Phil's rapt with what's he showing us – and by the fact that he's showing us off to the kids. He's immersed in the culture of the school and we've turned up, a part of its history.
We note other physical changes as we stroll around. The old library, squat, square, is now the learning support centre. The whole admin block is new (the old school hall was moved to the far corner of the site and is used as a third gym) and site of the staffroom where teachers once had their cups of tea is now where the library stands.
But I'm actually struck by how little has changed. A Block, the school's first building, is still here, six decades on. More surprisingly, so are the scrappy little changing sheds between the two main gyms – they were a bit rubbish 40 years ago. The nearby technical block was due for replacement when the earthquakes struck – it's still waiting. Repairs to address earthquake damage and weather-tightness issues at the Aurora Centre have taxed the school's capital budget.

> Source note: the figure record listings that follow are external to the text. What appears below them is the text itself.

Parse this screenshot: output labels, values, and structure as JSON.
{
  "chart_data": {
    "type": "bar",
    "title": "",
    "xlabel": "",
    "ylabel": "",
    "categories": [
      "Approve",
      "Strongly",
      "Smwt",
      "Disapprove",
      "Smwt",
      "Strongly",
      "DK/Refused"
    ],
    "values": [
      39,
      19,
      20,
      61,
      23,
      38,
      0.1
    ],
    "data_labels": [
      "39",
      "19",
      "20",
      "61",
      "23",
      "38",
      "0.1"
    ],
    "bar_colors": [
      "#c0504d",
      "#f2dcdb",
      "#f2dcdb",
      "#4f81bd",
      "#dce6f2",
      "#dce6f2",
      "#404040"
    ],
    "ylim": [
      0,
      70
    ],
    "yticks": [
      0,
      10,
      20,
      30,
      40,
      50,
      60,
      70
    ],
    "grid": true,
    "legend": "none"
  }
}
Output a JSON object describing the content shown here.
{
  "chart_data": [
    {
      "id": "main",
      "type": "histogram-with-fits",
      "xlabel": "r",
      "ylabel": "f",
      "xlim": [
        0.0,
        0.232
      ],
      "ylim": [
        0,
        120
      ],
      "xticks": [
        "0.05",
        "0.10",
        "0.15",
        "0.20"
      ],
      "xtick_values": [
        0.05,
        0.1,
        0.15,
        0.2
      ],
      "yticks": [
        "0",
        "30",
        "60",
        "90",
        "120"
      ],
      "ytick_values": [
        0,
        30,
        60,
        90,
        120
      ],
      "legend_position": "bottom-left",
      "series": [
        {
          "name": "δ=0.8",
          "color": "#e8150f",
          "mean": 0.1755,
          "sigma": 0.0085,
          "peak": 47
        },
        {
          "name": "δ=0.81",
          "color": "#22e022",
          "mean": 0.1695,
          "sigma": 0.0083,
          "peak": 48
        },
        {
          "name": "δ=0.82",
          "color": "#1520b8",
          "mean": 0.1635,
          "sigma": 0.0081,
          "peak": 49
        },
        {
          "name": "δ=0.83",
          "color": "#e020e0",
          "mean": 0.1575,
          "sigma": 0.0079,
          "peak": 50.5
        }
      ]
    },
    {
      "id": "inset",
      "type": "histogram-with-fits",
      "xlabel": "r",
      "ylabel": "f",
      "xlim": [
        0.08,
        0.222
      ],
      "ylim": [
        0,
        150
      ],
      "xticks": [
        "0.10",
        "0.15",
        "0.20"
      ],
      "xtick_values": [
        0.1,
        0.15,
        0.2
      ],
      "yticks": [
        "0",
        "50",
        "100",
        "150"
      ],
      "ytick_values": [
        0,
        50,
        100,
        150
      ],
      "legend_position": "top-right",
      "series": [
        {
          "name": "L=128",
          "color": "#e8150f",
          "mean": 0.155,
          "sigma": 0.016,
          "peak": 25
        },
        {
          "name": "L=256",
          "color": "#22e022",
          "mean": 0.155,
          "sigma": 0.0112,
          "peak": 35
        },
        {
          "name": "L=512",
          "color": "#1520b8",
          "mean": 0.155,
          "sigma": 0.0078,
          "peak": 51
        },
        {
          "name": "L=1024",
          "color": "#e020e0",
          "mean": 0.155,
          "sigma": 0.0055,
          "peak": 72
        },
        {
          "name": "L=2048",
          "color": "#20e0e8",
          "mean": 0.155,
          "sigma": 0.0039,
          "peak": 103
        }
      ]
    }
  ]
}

It's striking that a big, sophisticated and successful school like Burnside still has to scratch around for money to maintain and upgrade its built environment. Days after our visit, Prime Minister Jacinda Ardern juices her Labour Party conference keynote with the announcement of a $400m capital investment in school buildings. Burnside is in the top tier of schools that will receive an extra $400,000.
After tea in the vast staffroom, Phil farewells us and we have one more wander around the school. Wait, stop here, I say outside A Block. This is the room where I first met Fiona, or at least first laid eyes on her, 40 years ago. She grins while I take her picture outside the window. We could hardly have known.